Multimilionário português contra o direito à greve no pós-troika
A 458ª fortuna do mundo, com 3 mil milhões de euros, o multimilionário Alexandre Soares dos Santos, veio ontem defender publicamente que o direito à greve deve ser restringido no pós-troika. Em entrevistas, o homem que fez fortuna na precariedade e nos baixos salários pagos às centenas de milhares de funcionários dos grupos de distribuição Pingo Doce e Biedronka, da Jerónimo Martins, defende que a greve não pode ser um direito no pós-troika, apostando mais uma vez na oposição entre funcionários públicos e privados, para revelar o seu ataque à sindicalização e organização dos trabalhadores.
Terça-feira foi dia de multimilionário. Soares dos Santos deu entrevistas ao Diário de Notícias e à Rádio Renascença, concluindo não acreditar no poder das revoluções e pedindo um recuo em relação ao 25 de Abril de 1974. Depois prosseguiu na explicação de como seria o mundo segundo Soares dos Santos.
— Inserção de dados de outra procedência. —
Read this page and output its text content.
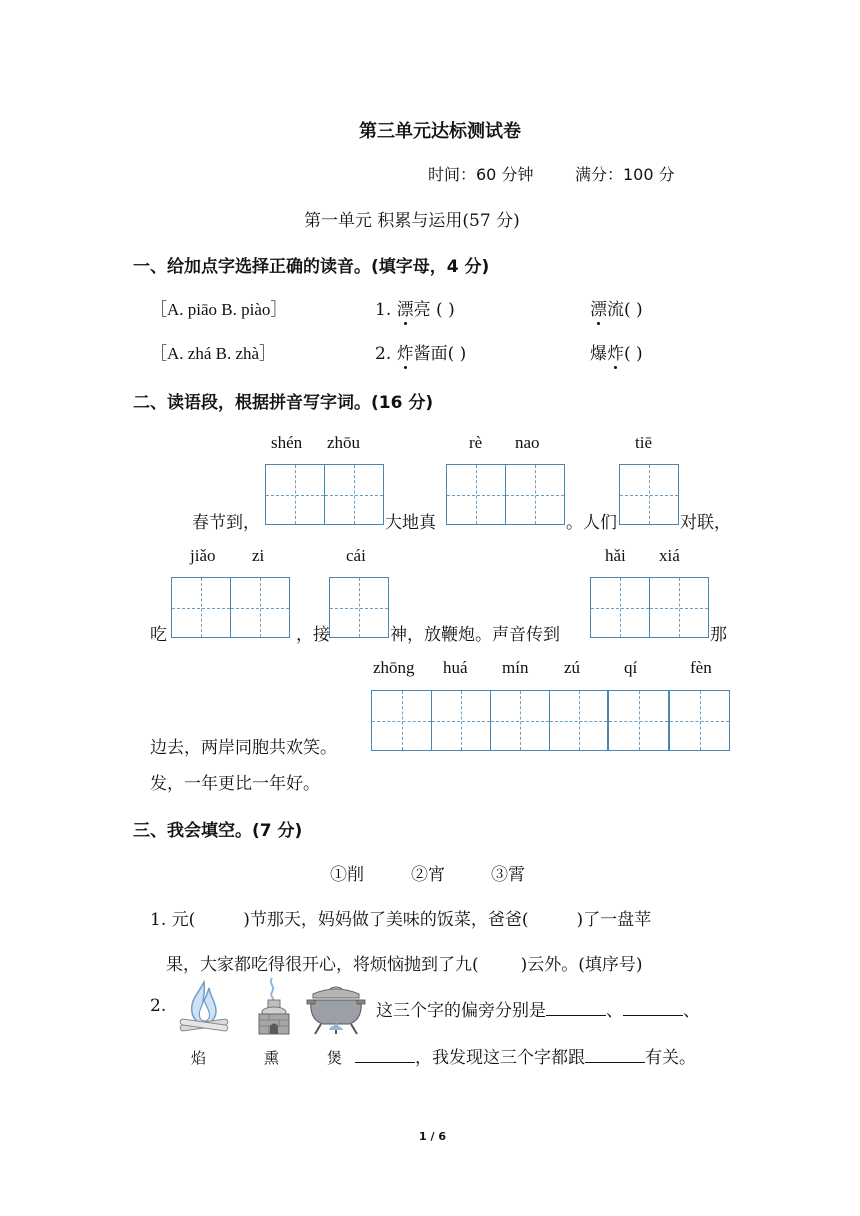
第三单元达标测试卷
时间：60 分钟	满分：100 分
第一单元 积累与运用(57 分)
一、给加点字选择正确的读音。(填字母，4 分)
［A. piāo B. piào］	1. 漂亮 ( )	漂流( )
［A. zhá B. zhà］	2. 炸酱面( )	爆炸( )
二、读语段，根据拼音写字词。(16 分)
shén zhōu	rè nao	tiē
春节到，	大地真	。人们	对联，
jiǎo zi	cái	hǎi xiá
吃	，接	神，放鞭炮。声音传到	那
zhōng huá mín zú	qí	fèn
边去，两岸同胞共欢笑。
发，一年更比一年好。
三、我会填空。(7 分)
①削	②宵	③霄
1. 元(	)节那天，妈妈做了美味的饭菜，爸爸(	)了一盘苹
果，大家都吃得很开心，将烦恼抛到了九( )云外。(填序号)
2.
焰	熏	煲
这三个字的偏旁分别是	、	、
，我发现这三个字都跟	有关。
1 / 6
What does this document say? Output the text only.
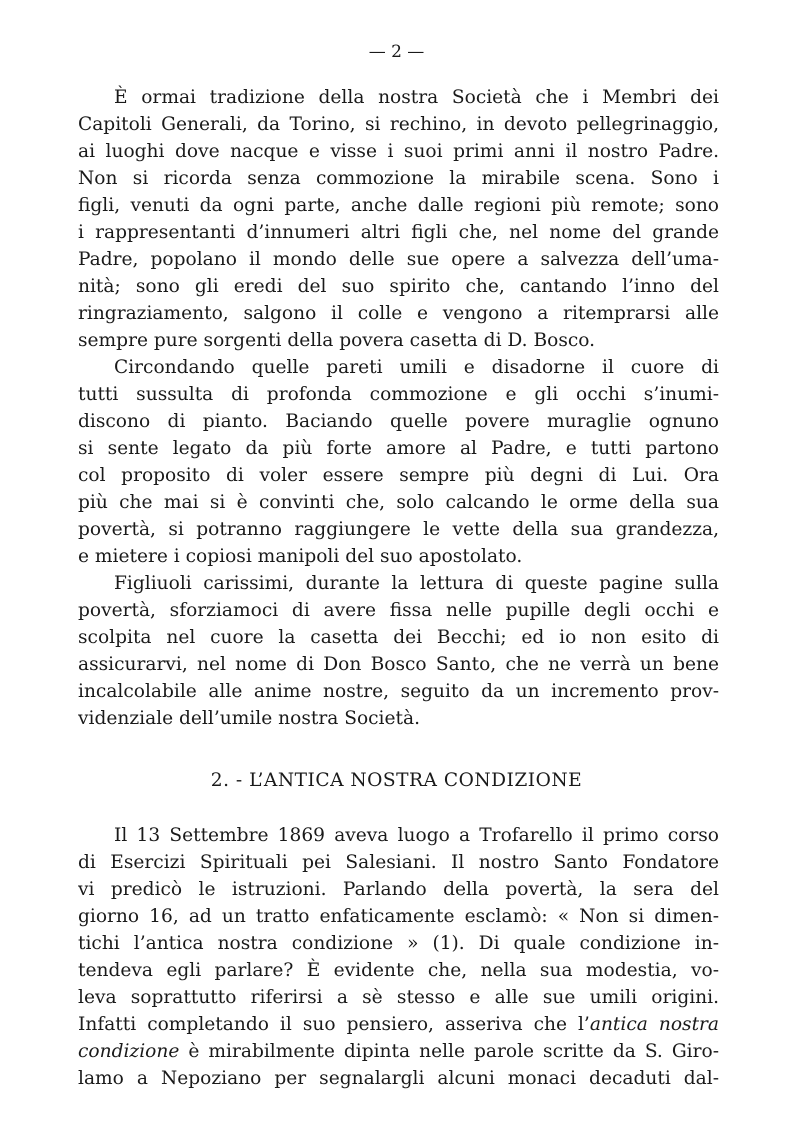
— 2 —
È ormai tradizione della nostra Società che i Membri dei
Capitoli Generali, da Torino, si rechino, in devoto pellegrinaggio,
ai luoghi dove nacque e visse i suoi primi anni il nostro Padre.
Non si ricorda senza commozione la mirabile scena. Sono i
figli, venuti da ogni parte, anche dalle regioni più remote; sono
i rappresentanti d’innumeri altri figli che, nel nome del grande
Padre, popolano il mondo delle sue opere a salvezza dell’uma-
nità; sono gli eredi del suo spirito che, cantando l’inno del
ringraziamento, salgono il colle e vengono a ritemprarsi alle
sempre pure sorgenti della povera casetta di D. Bosco.
Circondando quelle pareti umili e disadorne il cuore di
tutti sussulta di profonda commozione e gli occhi s’inumi-
discono di pianto. Baciando quelle povere muraglie ognuno
si sente legato da più forte amore al Padre, e tutti partono
col proposito di voler essere sempre più degni di Lui. Ora
più che mai si è convinti che, solo calcando le orme della sua
povertà, si potranno raggiungere le vette della sua grandezza,
e mietere i copiosi manipoli del suo apostolato.
Figliuoli carissimi, durante la lettura di queste pagine sulla
povertà, sforziamoci di avere fissa nelle pupille degli occhi e
scolpita nel cuore la casetta dei Becchi; ed io non esito di
assicurarvi, nel nome di Don Bosco Santo, che ne verrà un bene
incalcolabile alle anime nostre, seguito da un incremento prov-
videnziale dell’umile nostra Società.
2. - L’ANTICA NOSTRA CONDIZIONE
Il 13 Settembre 1869 aveva luogo a Trofarello il primo corso
di Esercizi Spirituali pei Salesiani. Il nostro Santo Fondatore
vi predicò le istruzioni. Parlando della povertà, la sera del
giorno 16, ad un tratto enfaticamente esclamò: « Non si dimen-
tichi l’antica nostra condizione » (1). Di quale condizione in-
tendeva egli parlare? È evidente che, nella sua modestia, vo-
leva soprattutto riferirsi a sè stesso e alle sue umili origini.
Infatti completando il suo pensiero, asseriva che l’antica nostra
condizione è mirabilmente dipinta nelle parole scritte da S. Giro-
lamo a Nepoziano per segnalargli alcuni monaci decaduti dal-
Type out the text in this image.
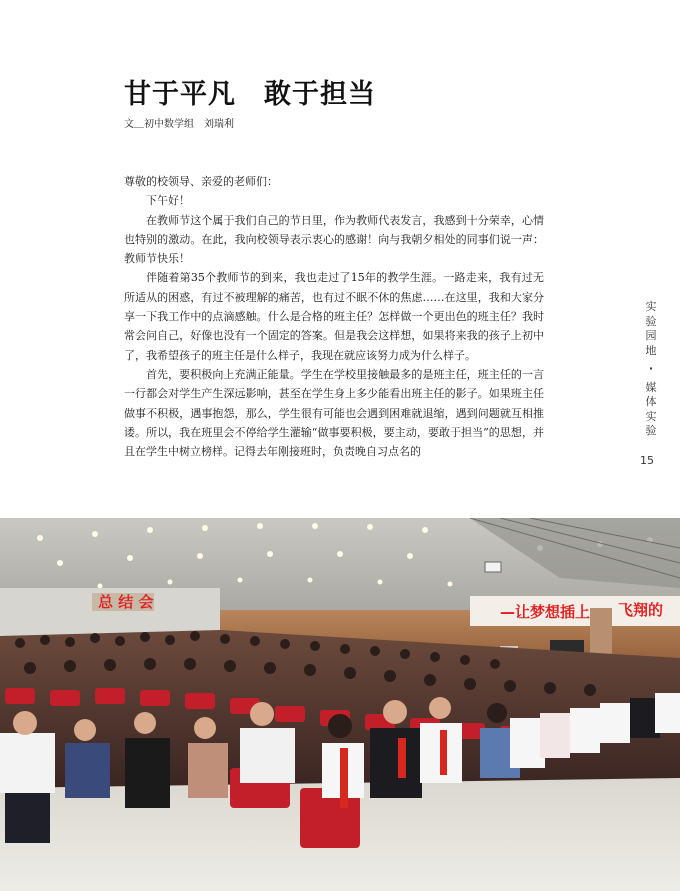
甘于平凡　敢于担当
文＿初中数学组　刘瑞利

尊敬的校领导、亲爱的老师们：

下午好！

在教师节这个属于我们自己的节日里，作为教师代表发言，我感到十分荣幸，心情也特别的激动。在此，我向校领导表示衷心的感谢！向与我朝夕相处的同事们说一声：教师节快乐！

伴随着第35个教师节的到来，我也走过了15年的教学生涯。一路走来，我有过无所适从的困惑，有过不被理解的痛苦，也有过不眠不休的焦虑……在这里，我和大家分享一下我工作中的点滴感触。什么是合格的班主任？怎样做一个更出色的班主任？我时常会问自己，好像也没有一个固定的答案。但是我会这样想，如果将来我的孩子上初中了，我希望孩子的班主任是什么样子，我现在就应该努力成为什么样子。

首先，要积极向上充满正能量。学生在学校里接触最多的是班主任，班主任的一言一行都会对学生产生深远影响，甚至在学生身上多少能看出班主任的影子。如果班主任做事不积极，遇事抱怨，那么，学生很有可能也会遇到困难就退缩，遇到问题就互相推诿。所以，我在班里会不停给学生灌输“做事要积极，要主动，要敢于担当”的思想，并且在学生中树立榜样。记得去年刚接班时，负责晚自习点名的

实验园地
·
媒体实验
15
总 结 会
—让梦想插上 飞翔的
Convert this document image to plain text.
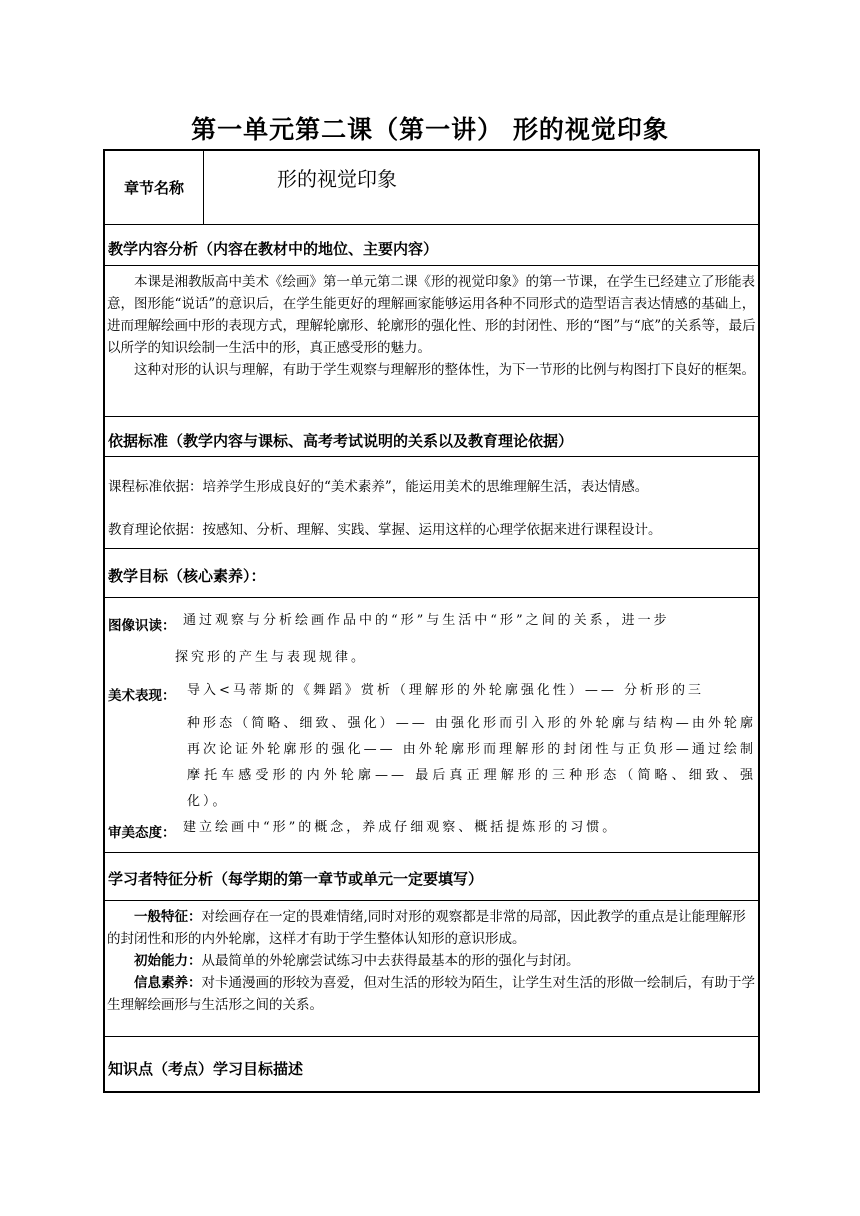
第一单元第二课（第一讲） 形的视觉印象
章节名称	形的视觉印象
教学内容分析（内容在教材中的地位、主要内容）

本课是湘教版高中美术《绘画》第一单元第二课《形的视觉印象》的第一节课，在学生已经建立了形能表意，图形能“说话”的意识后，在学生能更好的理解画家能够运用各种不同形式的造型语言表达情感的基础上，进而理解绘画中形的表现方式，理解轮廓形、轮廓形的强化性、形的封闭性、形的“图”与“底”的关系等，最后以所学的知识绘制一生活中的形，真正感受形的魅力。

这种对形的认识与理解，有助于学生观察与理解形的整体性，为下一节形的比例与构图打下良好的框架。

依据标准（教学内容与课标、高考考试说明的关系以及教育理论依据）
课程标准依据：培养学生形成良好的“美术素养”，能运用美术的思维理解生活，表达情感。
教育理论依据：按感知、分析、理解、实践、掌握、运用这样的心理学依据来进行课程设计。
教学目标（核心素养）：
图像识读： 通过观察与分析绘画作品中的“形”与生活中“形”之间的关系，进一步
探究形的产生与表现规律。
美术表现： 导入<马蒂斯的《舞蹈》赏析（理解形的外轮廓强化性）—— 分析形的三
种形态（简略、细致、强化）—— 由强化形而引入形的外轮廓与结构—由外轮廓再次论证外轮廓形的强化—— 由外轮廓形而理解形的封闭性与正负形—通过绘制摩托车感受形的内外轮廓—— 最后真正理解形的三种形态（简略、细致、强化）。
审美态度： 建立绘画中“形”的概念，养成仔细观察、概括提炼形的习惯。
学习者特征分析（每学期的第一章节或单元一定要填写）

一般特征：对绘画存在一定的畏难情绪,同时对形的观察都是非常的局部，因此教学的重点是让能理解形的封闭性和形的内外轮廓，这样才有助于学生整体认知形的意识形成。

初始能力：从最简单的外轮廓尝试练习中去获得最基本的形的强化与封闭。

信息素养：对卡通漫画的形较为喜爱，但对生活的形较为陌生，让学生对生活的形做一绘制后，有助于学生理解绘画形与生活形之间的关系。

知识点（考点）学习目标描述
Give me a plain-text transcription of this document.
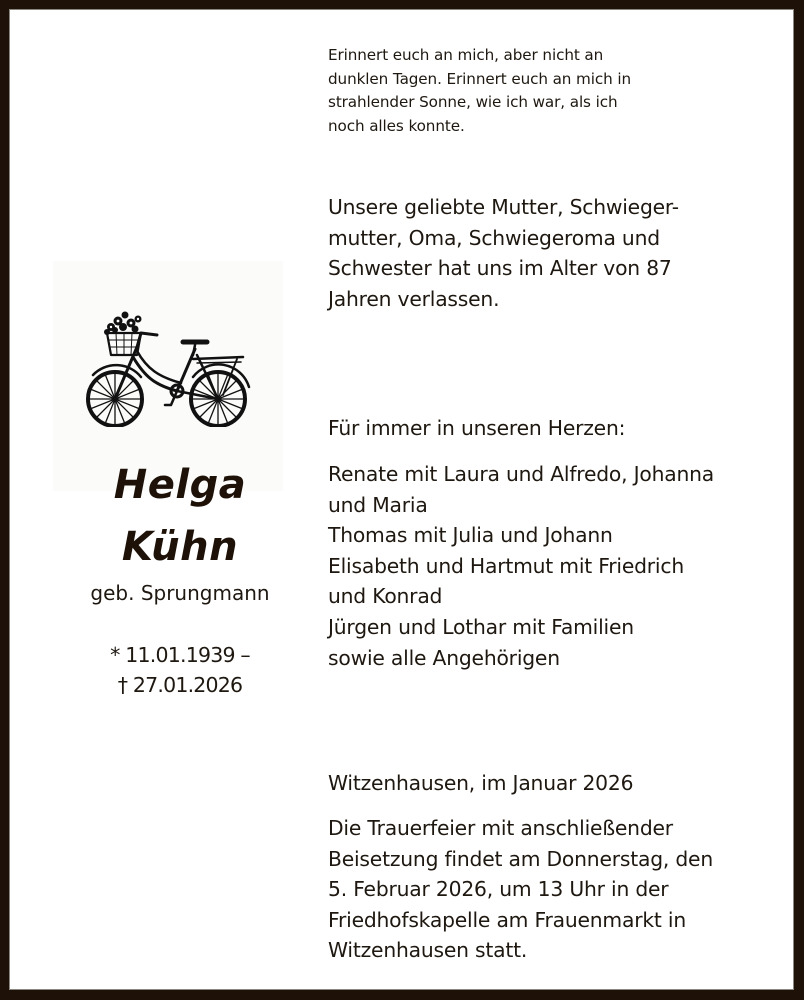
Erinnert euch an mich, aber nicht an
dunklen Tagen. Erinnert euch an mich in
strahlender Sonne, wie ich war, als ich
noch alles konnte.
Unsere geliebte Mutter, Schwieger-
mutter, Oma, Schwiegeroma und
Schwester hat uns im Alter von 87
Jahren verlassen.
Helga
Kühn
geb. Sprungmann
* 11.01.1939 –
† 27.01.2026
Für immer in unseren Herzen:
Renate mit Laura und Alfredo, Johanna
und Maria
Thomas mit Julia und Johann
Elisabeth und Hartmut mit Friedrich
und Konrad
Jürgen und Lothar mit Familien
sowie alle Angehörigen
Witzenhausen, im Januar 2026
Die Trauerfeier mit anschließender
Beisetzung findet am Donnerstag, den
5. Februar 2026, um 13 Uhr in der
Friedhofskapelle am Frauenmarkt in
Witzenhausen statt.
O pós-troika de Soares dos Santos é paradoxal: um homem que erigiu a sua fortuna sobre os baixos salários em Portugal e fora, que enriqueceu ainda mais enquanto o país empobrecia generalizadamente com o seu aval, defendeu que não se deviam cortar as pensões, propôs um aumento da taxação da gasolina e defendeu que o país não pode ter como regra os baixos salários. O 2º homem mais rico do país, que recebeu em 2013 benefícios fiscais de 86,1 milhões de euros, cujo grupo económico foi deslocalizado para a Holanda para não pagar impostos, e que engorda à custa dos baixos salários dos seus trabalhadores, diz que a sua estratégia de vida e de negócios não é um modelo de desenvolvimento para o país. E não é. Alexandre Soares dos Santos é o exemplo acabado do “façam o que eu digo, não façam o que eu faço”
A entrevista de Soares dos Santos à RR é esclarecedora sobre a perspectiva da liderança empresarial do país para o seu futuro: um país em que as escolas se voltam para a especialização, com as empresas, como a Jerónimo Martins, a participarem directamente na formação dos alunos, escolhendo-os directamente nas faculdades. É uma perspectiva liberal extrema em que é dada toda a liberdade para as empresas e nenhuma liberdade para quem forma e para quem trabalha. As faculdades tornar-se-iam assim empresas de recrutamento directamente patrocinadas e moldadas pelos grupos económicos.
Soares dos Santos, também presidente da Fundação Francisco Manuel dos Santos, think thank liberal-conservador patrocinado pelos lucros da Jerónimo Martins e que distribui pequenos livros de propaganda ideológica nos supermercados do grupo, continuou a sua exposição, defendo para o pós-troika uma revisão constitucional que altere o direito à greve, restringindo-o a uma pequena série de circunstâncias, como forma de protesto inconsequente e controlável até pelas entidades patronais. Defendeu ainda que as leis propostas pelos governos devem ser discutidas com o Tribunal Constitucional para terem uma espécie de visto prévio de constitucionalidade, como se as leis da República não tivessem que ser constitucionais à partida. O facto de termos um governo fora-da-lei não preocupa o multimilionário, que ataca em vez disso os políticos em geral, concluindo que “Está por cumprir o sonho de Abril: falta-nos liberdade”. A liberdade de Soares dos Santos é clara: entre o patrão e o trabalhador, é a liberdade que oprime e a lei que liberta. E por isso, sentado sobre a sua fortuna, Soares dos Santos tenta virar a liberdade de pernas para o ar, e reclamar que o 25 de Abril se fez para que houvesse liberdade total de circulação de capitais e factores de produção (querendo obviamente colocar os trabalhadores dentro dessa categoria económica).
“Temos de aprender a viver com aquilo que criamos”. Bom conselho. Os 3 mil milhões de euros de fortuna pessoal de Alexandre Soares dos Santos não foram criados por si, mas sim pelos milhares de precários que diariamente produzem, conduzem, vendem e trocam as mercadorias que são vendidas nas suas superfícies comerciais. A política de Soares dos Santos é como as suas contas: de merceeiro.